En las mejores temporadas las diferentes jaulas han concentrado hasta un total de cien ejemplares. TRAMOJO I, Taguasco, Sancti Spíritus.— Como trapo viejo las jutías atraviesan a cada rato la piel de Pedro Arturo Méndez. El campesino muestra las cicatrices de su cuerpo con el orgullo de un gladiador invicto.
Hay gente para todo, hubiera sentenciado mi abuela si conociera a este espirituano que interactúa cotidianamente en el patio de su casa con alrededor de 40 ejemplares de estos animales, de especies conga y cariblanca, tan representativos de la fauna cubana.
A pesar de lo inusual de su afición desde la infancia, con casi 50 años recibe el abrazo de la naturaleza por contribuir a preservar uno de los mamíferos más amenazados por la indolencia humana en nuestra Isla. Cuida las jutías en cautiverio para luego devolverlas a lugares protegidos, lejos de los cazadores furtivos.
«Mi familia cree que voy a enloquecer porque me tiro de la cama a las dos de la madrugada ante el chillido de estos animales», cuenta Pedro, testigo del nacimiento de cada nueva cría. Gracias a sus desvelos muestra asombrosos resultados en la reproducción, si se toma en cuenta que varias de sus ju-
tías han parido hasta dos veces al año, según afirma, suceso nada común fuera del medio natural.

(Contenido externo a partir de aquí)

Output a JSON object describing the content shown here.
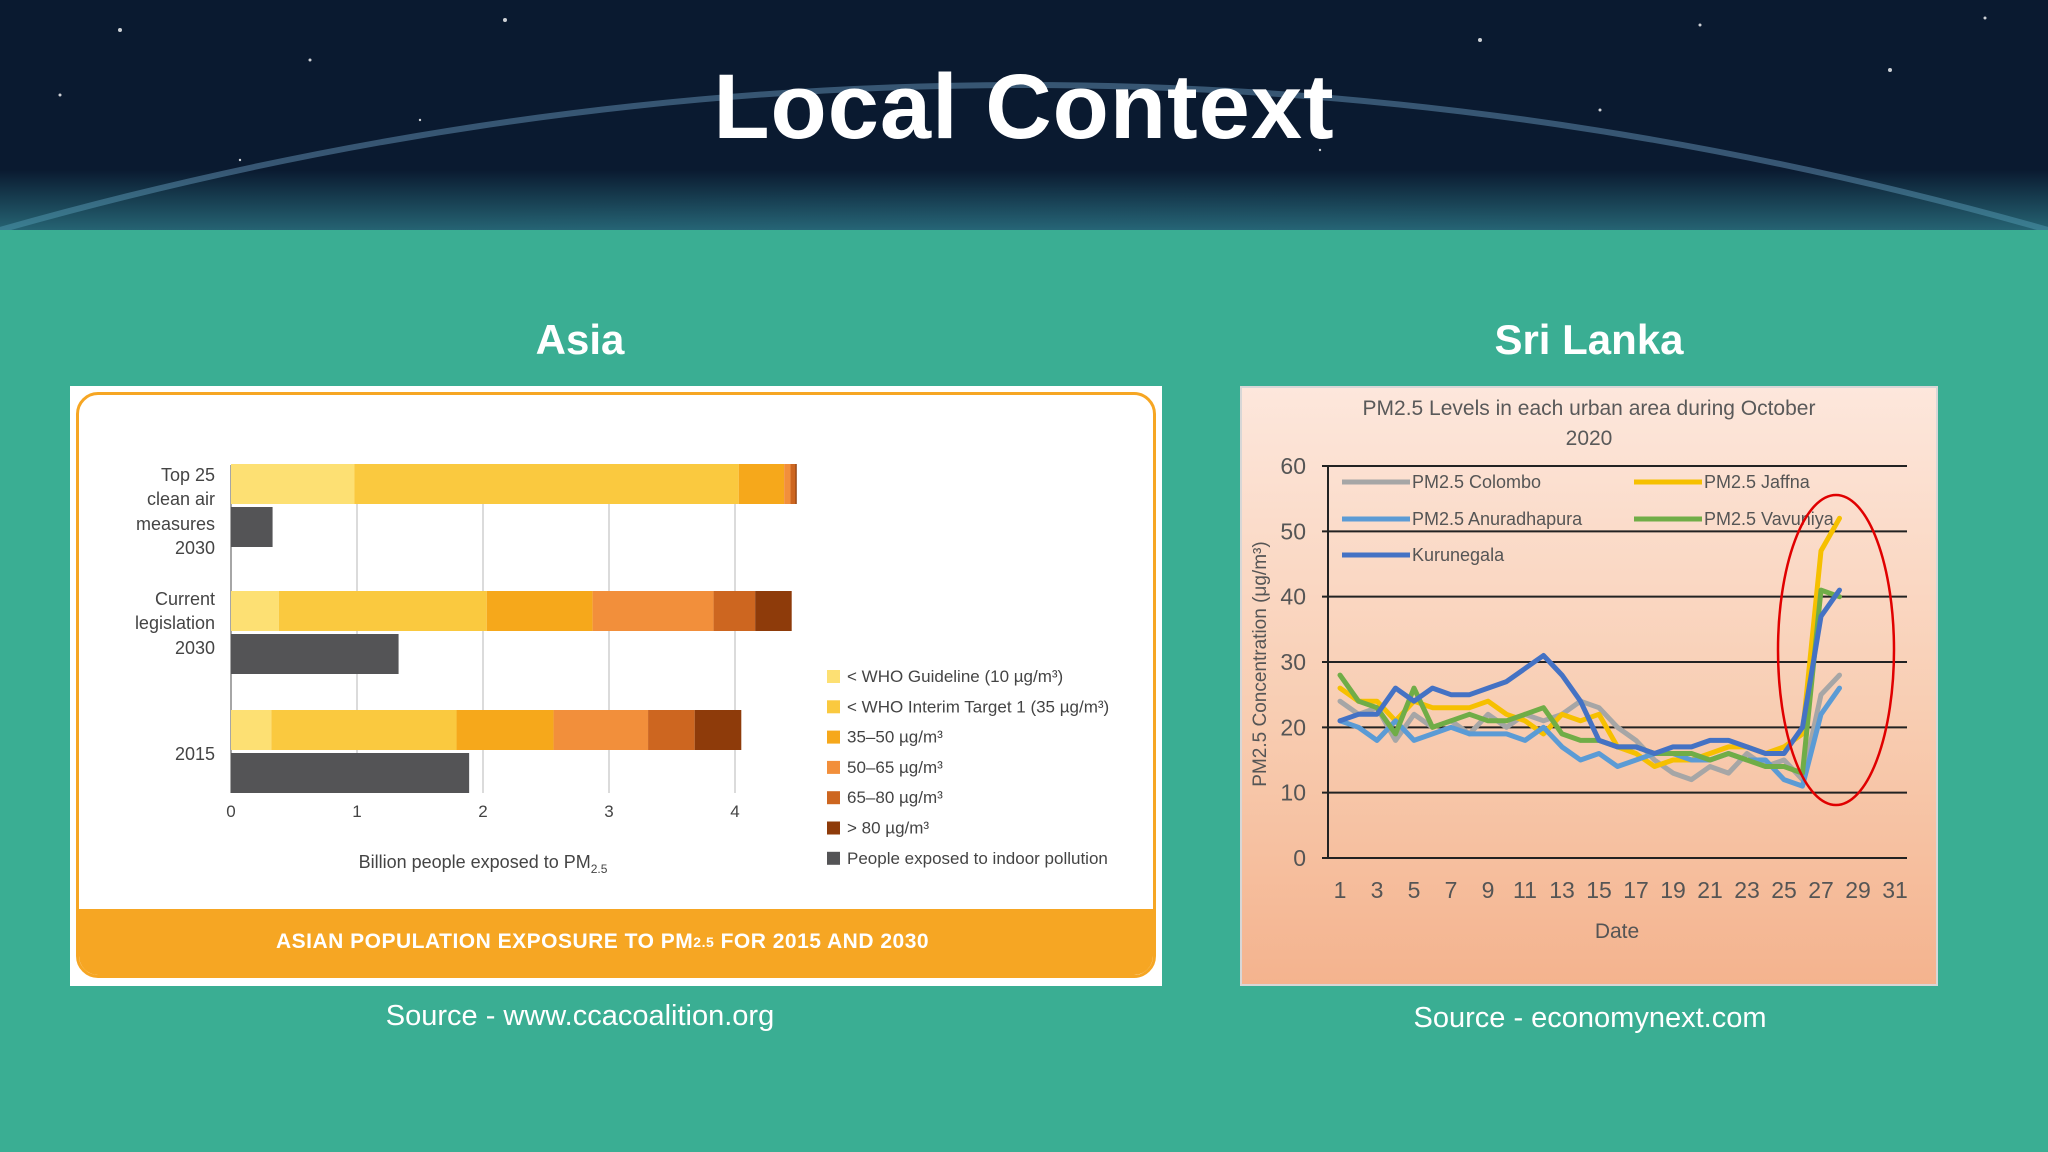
{
  "slide": {
    "title": "Local Context",
    "asia_heading": "Asia",
    "srilanka_heading": "Sri Lanka",
    "asia_source": "Source - www.ccacoalition.org",
    "srilanka_source": "Source - economynext.com"
  },
  "colors": {
    "background": "#3aae93",
    "accent_orange": "#f6a623",
    "annotation_circle": "#e00000"
  },
  "chart_data": [
    {
      "type": "bar",
      "orientation": "horizontal-stacked",
      "banner_title": "ASIAN POPULATION EXPOSURE TO PM",
      "banner_title_sub": "2.5",
      "banner_title_rest": " FOR 2015 AND 2030",
      "xlabel": "Billion people exposed to PM",
      "xlabel_sub": "2.5",
      "xlim": [
        0,
        4.4
      ],
      "xticks": [
        "0",
        "1",
        "2",
        "3",
        "4"
      ],
      "groups": [
        {
          "label_lines": [
            "Top 25",
            "clean air",
            "measures",
            "2030"
          ],
          "stack": [
            0.98,
            3.05,
            0.36,
            0.05,
            0.04,
            0.01
          ],
          "indoor": 0.33
        },
        {
          "label_lines": [
            "Current",
            "legislation",
            "2030"
          ],
          "stack": [
            0.38,
            1.65,
            0.84,
            0.96,
            0.33,
            0.29
          ],
          "indoor": 1.33
        },
        {
          "label_lines": [
            "2015"
          ],
          "stack": [
            0.32,
            1.47,
            0.77,
            0.75,
            0.37,
            0.37
          ],
          "indoor": 1.89
        }
      ],
      "segment_colors": [
        "#fde073",
        "#fac93f",
        "#f6a81b",
        "#f28f3b",
        "#cd6620",
        "#8e3b0a"
      ],
      "indoor_color": "#545456",
      "legend": [
        {
          "color": "#fde073",
          "label": "< WHO Guideline (10 µg/m³)"
        },
        {
          "color": "#fac93f",
          "label": "< WHO Interim Target 1 (35 µg/m³)"
        },
        {
          "color": "#f6a81b",
          "label": "35–50 µg/m³"
        },
        {
          "color": "#f28f3b",
          "label": "50–65 µg/m³"
        },
        {
          "color": "#cd6620",
          "label": "65–80 µg/m³"
        },
        {
          "color": "#8e3b0a",
          "label": "> 80 µg/m³"
        },
        {
          "color": "#545456",
          "label": "People exposed to indoor pollution"
        }
      ]
    },
    {
      "type": "line",
      "title_lines": [
        "PM2.5 Levels in each urban area during October",
        "2020"
      ],
      "xlabel": "Date",
      "ylabel": "PM2.5 Concentration (μg/m³)",
      "ylim": [
        0,
        60
      ],
      "yticks": [
        "0",
        "10",
        "20",
        "30",
        "40",
        "50",
        "60"
      ],
      "xticks": [
        "1",
        "3",
        "5",
        "7",
        "9",
        "11",
        "13",
        "15",
        "17",
        "19",
        "21",
        "23",
        "25",
        "27",
        "29",
        "31"
      ],
      "x": [
        1,
        2,
        3,
        4,
        5,
        6,
        7,
        8,
        9,
        10,
        11,
        12,
        13,
        14,
        15,
        16,
        17,
        18,
        19,
        20,
        21,
        22,
        23,
        24,
        25,
        26,
        27,
        28
      ],
      "series": [
        {
          "name": "PM2.5 Colombo",
          "color": "#a6a6a6",
          "values": [
            24,
            22,
            23,
            18,
            22,
            20,
            21,
            19,
            22,
            20,
            22,
            21,
            22,
            24,
            23,
            20,
            18,
            15,
            13,
            12,
            14,
            13,
            16,
            14,
            15,
            12,
            25,
            28
          ]
        },
        {
          "name": "PM2.5 Jaffna",
          "color": "#f6c000",
          "values": [
            26,
            24,
            24,
            21,
            24,
            23,
            23,
            23,
            24,
            22,
            21,
            19,
            22,
            21,
            22,
            17,
            16,
            14,
            15,
            15,
            16,
            17,
            17,
            16,
            17,
            19,
            47,
            52
          ]
        },
        {
          "name": "PM2.5 Anuradhapura",
          "color": "#5b9bd5",
          "values": [
            21,
            20,
            18,
            21,
            18,
            19,
            20,
            19,
            19,
            19,
            18,
            20,
            17,
            15,
            16,
            14,
            15,
            16,
            16,
            15,
            15,
            16,
            15,
            15,
            12,
            11,
            22,
            26
          ]
        },
        {
          "name": "PM2.5 Vavuniya",
          "color": "#70ad47",
          "values": [
            28,
            24,
            23,
            19,
            26,
            20,
            21,
            22,
            21,
            21,
            22,
            23,
            19,
            18,
            18,
            17,
            17,
            16,
            16,
            16,
            15,
            16,
            15,
            14,
            14,
            13,
            41,
            40
          ]
        },
        {
          "name": "Kurunegala",
          "color": "#4472c4",
          "values": [
            21,
            22,
            22,
            26,
            24,
            26,
            25,
            25,
            26,
            27,
            29,
            31,
            28,
            24,
            18,
            17,
            17,
            16,
            17,
            17,
            18,
            18,
            17,
            16,
            16,
            20,
            37,
            41
          ]
        }
      ],
      "legend_placement": "top-left inside plot",
      "grid": "horizontal",
      "annotation": "red ellipse around days 26–28"
    }
  ]
}
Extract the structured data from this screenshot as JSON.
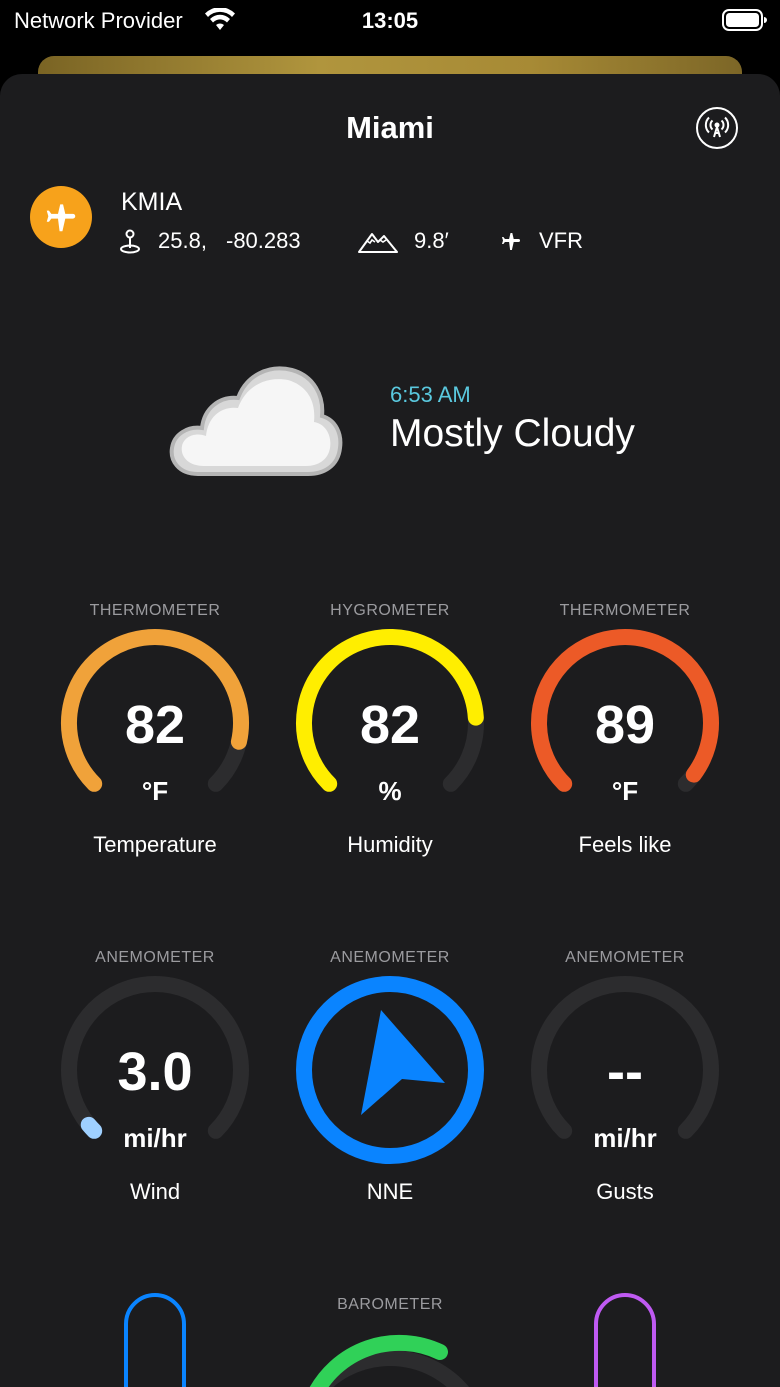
{
  "status_bar": {
    "carrier": "Network Provider",
    "time": "13:05"
  },
  "header": {
    "title": "Miami"
  },
  "station": {
    "code": "KMIA",
    "latitude": "25.8,",
    "longitude": "-80.283",
    "elevation": "9.8′",
    "flight_rules": "VFR"
  },
  "current": {
    "time": "6:53 AM",
    "conditions": "Mostly Cloudy",
    "icon": "cloud-icon"
  },
  "gauges_row1": [
    {
      "label": "THERMOMETER",
      "value": "82",
      "unit": "°F",
      "name": "Temperature",
      "color": "#f0a23a",
      "fill": 0.88
    },
    {
      "label": "HYGROMETER",
      "value": "82",
      "unit": "%",
      "name": "Humidity",
      "color": "#ffee00",
      "fill": 0.82
    },
    {
      "label": "THERMOMETER",
      "value": "89",
      "unit": "°F",
      "name": "Feels like",
      "color": "#ec5a27",
      "fill": 0.97
    }
  ],
  "gauges_row2": [
    {
      "label": "ANEMOMETER",
      "value": "3.0",
      "unit": "mi/hr",
      "name": "Wind",
      "color": "#9fd0ff",
      "fill": 0.02
    },
    {
      "label": "ANEMOMETER",
      "name": "NNE",
      "color": "#0a84ff"
    },
    {
      "label": "ANEMOMETER",
      "value": "--",
      "unit": "mi/hr",
      "name": "Gusts",
      "color": "#2c2c2e",
      "fill": 0
    }
  ],
  "row3": {
    "label": "BAROMETER",
    "left_color": "#0a84ff",
    "mid_color": "#30d158",
    "right_color": "#bf5af2"
  }
}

En las mejores temporadas las diferentes jaulas han concentrado hasta un total de cien ejemplares. La más grande pesó diez libras. Todavía se ve obligado a inhalar una bocanada de humo para revivir la tarde cuando perros intrusos le desguazaron parte de aquella camada. «Yo soy duro para llorar, pero ese día por poco se me aflojan los pantalones».
Dentro de la jaula juguetean. Las madres intercambian sus cachorros a la hora de amamantarlos.
Ante el espectador distante estos roedores se muestran como criaturas pasivas. No obstante, cuando Pedro entra en la jaula a la hora del alimento, las hembras gruñen como perras para alejar cualquier amenaza contra sus hijos. «El momento más apretado resulta el de las curaciones, después que se fajan entre ellas».
Sin embargo, «yo soy incapaz de maltratarlas, a pesar de los mordiscos». El criador, sin rencores, limpia después sus propias heridas. «Sí, a mí me gustaría repartir planazos, pero entre quienes me proponen comprar o comerse mis animalitos».
El jutiero disfruta cuando combina el gustico que deja el café con orgullosas explicaciones de su particular oficio, el cual alterna con las labores en la cooperativa, incluso cuando llega más cansado.
«Casi nadie sabe que el macho se distingue porque deja una mancha en el piso al secarse su orine. Mucho menos se conoce que cuando paren cortan el cordón umbilical con los dientes. Las jutías criadas en cautiverio son más mansitas, les cuesta un poco más de trabajo subir a matas. A pesar de ello, se adaptan rápido a la manigua».
Con todos esos conocimientos el guajiro ha hipnotizado al resto de su familia. No resulta extraño observar a su hija acompañada de una jutía mona en el borde del balance, mientras barre la sala. Lamentablemente, el criador solo ha logrado algo de apoyo en instituciones como la Fundación Antonio Núñez Jiménez de la Naturaleza y el Hombre.
A pesar de tantas vicisitudes, Pedro y sus parientes esperan el momento final: ese en el que cada animalito entra a la manigua como impulsado por el primer suspiro, como acabado de salir del vientre en que fueron engendrados. Las heridas por las mordidas, laten en los brazos del jutiero. Su cuerpo agradece otro regalo a la supervivencia.